Qorvo Enters BioTech Diagnostic Industry Using BAW Technology
Qorvo Omnia™ platform is designed to deliver rapid results for SARS-CoV-2
Qorvo® announced last week that the U.S. Food and Drug Administration (FDA) has granted emergency use authorization for the Qorvo Omnia™ SARS-CoV-2 Antigen Test. The test is authorized for the qualitative detection of nucleocapsid viral antigens from SARS-CoV-2 in nasal swab specimens from individuals who are suspected of COVID-19.
At the same time, the company announced it was awarded a $24.4 million contract with the National Institutes of Health (NIH) through the Rapid Acceleration of Diagnostics initiative. The contract, awarded to Qorvo Biotechnologies, a wholly owned subsidiary of Qorvo, helps advance the production and market launch of the Qorvo Omnia™ diagnostic test platform.
According to Qorvo, the Omnia platform represents a paradigm shift in diagnostic testing capability by using BAW sensors to achieve SARS-CoV-2 (COVID-19) antigen testing in approximately 20 minutes. BAW sensor technology enables low Limit of Detection levels that are similar to molecular testing capability.
When fluid flows over the piezoelectric surface, analytes of interest bind to the target molecules increasing the mass on the surface which causes a shift in the BAW frequency that can be translated into a known concentration. Because it is oscillating at 3 GHz, it has high sensitivity making it a reliable and accurate test.

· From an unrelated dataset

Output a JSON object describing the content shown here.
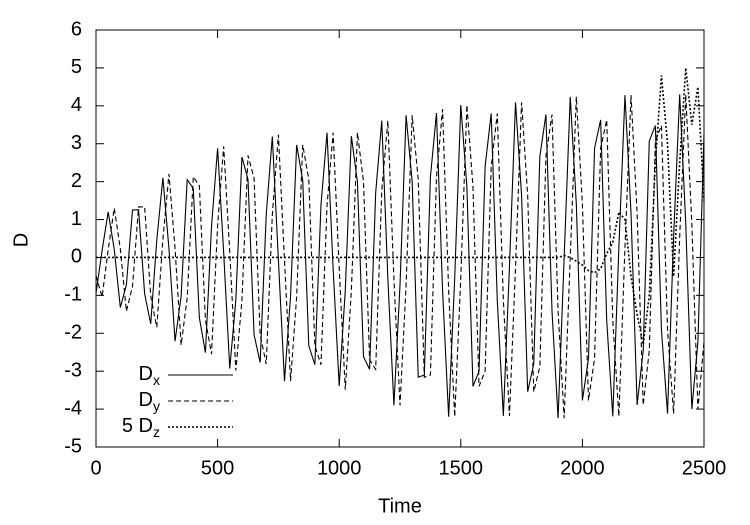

The Qorvo Omnia platform features a portable test instrument, microfluidic cartridge and secure connectivity. The microfluidic cartridge design enables specific binding with additional wash steps similar to central lab instrument operation and demonstrated results including 100% specificity during clinical trials.
BAW enables surface-based mass measurement using high frequency and surface binding. BAW allows for multiplexing (multiple analytes from a single sample) and the test cartridge is designed to measure across multiple sample matrices such as whole blood, serum, plasma, saliva and more. The goal is to enable clinicians' access to test data in minutes.
Here are the steps:
Qorvo Biotechnologies brings a unique approach to the health diagnostics testing landscape by leveraging the power of BAW RF technology—a proven technology currently used in numerous products cellular infrastructure and mobile phones.
- With BAW RF technology, sensitivity (Limit of Detection) increases with frequency
- Qorvo’s BAW resonates at 3 GHz frequency
- Sensitivity scales with the square of the frequency, making certain assays capable of 1 pg/mL LOD with BAW
- Changes in mass from surface binding are easily measured through RF detection
- Fundamental technology enables millions of mobile phones worldwide — repurposed as a high sensitivity sensor for use in biotechnology applications
Test Cartridge and Reagent Carousel:
- Low-cost injection molded cartridge body contains the BAW sensor and a pipette tip
- The foil-sealed reagent carousel contains reagents and wash buffers to reduce non-specific binding—the cartridge/carousel acts as a portable laboratory chemistry bench
- The Omnia instrument actuates the carousel motion during the test process
The Omnia™ Platform Features:
- A small instrument measuring 10” x 9” x 5”
- Menu-driven touchscreen provides instructions for every step of the test procedure
- On-screen test results can be printed or uploaded by Ethernet, Cellular or Wi-Fi connections
It will be very interesting to see what other tests are implemented on this platform and if they test time can be further reduced. This system can be used with many different fluids so could see a wide variety of tests being done on the small, fast platform allowing small doctors offices and vets to utilize on the spot testing for their patients with results in minutes.